Comissão de Ética investigará ministro por suposto uso ilegal de assessoria da pasta

Luciana Amaral

Do UOL, em Brasília

  • Foto: Waldemir Barreto /Agência Senado

    O ministro dos Transportes, Maurício Quintella

    O ministro dos Transportes, Maurício Quintella

O presidente da Comissão de Ética Pública da Presidência, Mauro Menezes, informou nesta segunda-feira (31) que o colegiado vai abrir processo para apurar a conduta do ministro dos Transportes, Maurício Quintella Lessa, por supostamente usar uma empresa de comunicação contratada pelo ministério para administrar seus perfis pessoais nas redes sociais.

Segundo matéria do jornal "O Globo" de 23 de julho, Quintella usa funcionários da FSB Comunicação, contratados para cuidar da comunicação institucional da pasta, para produzir e gerir o conteúdo em seus perfis. Á época, o ministro negou as acusações.

Ainda de acordo com a reportagem, em maio, o ministro promoveu uma reunião na sede da pasta para definir como o serviço seria feito. As senhas dos perfis teriam sido passadas aos funcionários terceirizados vinculados à FSB Comunicação. Estes, por sua vez, teriam criado um perfil falso de nome Maria Silva para administrar o Facebook pessoal de Quintella sem deixar rastros. A foto do perfil seria de um desenho infantil e teria como amigo um coordenador da FSB.

"É preciso discernir de forma muito clara o público do privado. O cargo público deve estar voltado ao interesse público. Jamais servir da utilização ao que concerne ao seu interesse particular", afirmou Mauro Menezes.

O presidente da Comissão de Ética informou que o ministro dos Transportes será chamando a prestar esclarecimentos.
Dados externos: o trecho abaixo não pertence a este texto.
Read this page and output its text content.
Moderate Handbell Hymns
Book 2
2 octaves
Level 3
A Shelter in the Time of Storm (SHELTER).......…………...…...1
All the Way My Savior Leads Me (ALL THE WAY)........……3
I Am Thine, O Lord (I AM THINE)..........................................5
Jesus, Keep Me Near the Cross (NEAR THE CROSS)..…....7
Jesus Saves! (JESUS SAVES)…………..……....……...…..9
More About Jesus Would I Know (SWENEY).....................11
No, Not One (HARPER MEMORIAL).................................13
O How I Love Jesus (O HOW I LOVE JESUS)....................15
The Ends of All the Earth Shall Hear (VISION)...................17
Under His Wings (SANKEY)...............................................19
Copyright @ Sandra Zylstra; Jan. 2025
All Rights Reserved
Ao mesmo tempo, o colegiado tomará outras medidas de investigação quanto ao episódio.

Quintella terá 10 dias corridos para se defender a partir de quando for notificado oficialmente. O uso indevido da empresa, se comprovado, constitui em ato de improbidade administrativa e conduta de "gravidade", afirmou Menezes.

A FSB Comunicação também terá de prestar informações à Comissão de Ética da Presidência. A assessoria de imprensa, porém, não poderá ser processada nem sofrer sanções pelo colegiado.

Outros processos

A Comissão de Ética Pública da Presidência também decidiu abrir processo para investigar a conduta do ex-presidente da Petrobras Aldemir Bendine, preso na semana passada pela operação Lava Jato acusado de ter recebido mais de R$ 3 milhões em propina. O colegiado vai apurar se houve conflitos éticos em suas atitudes enquanto à frente da estatal.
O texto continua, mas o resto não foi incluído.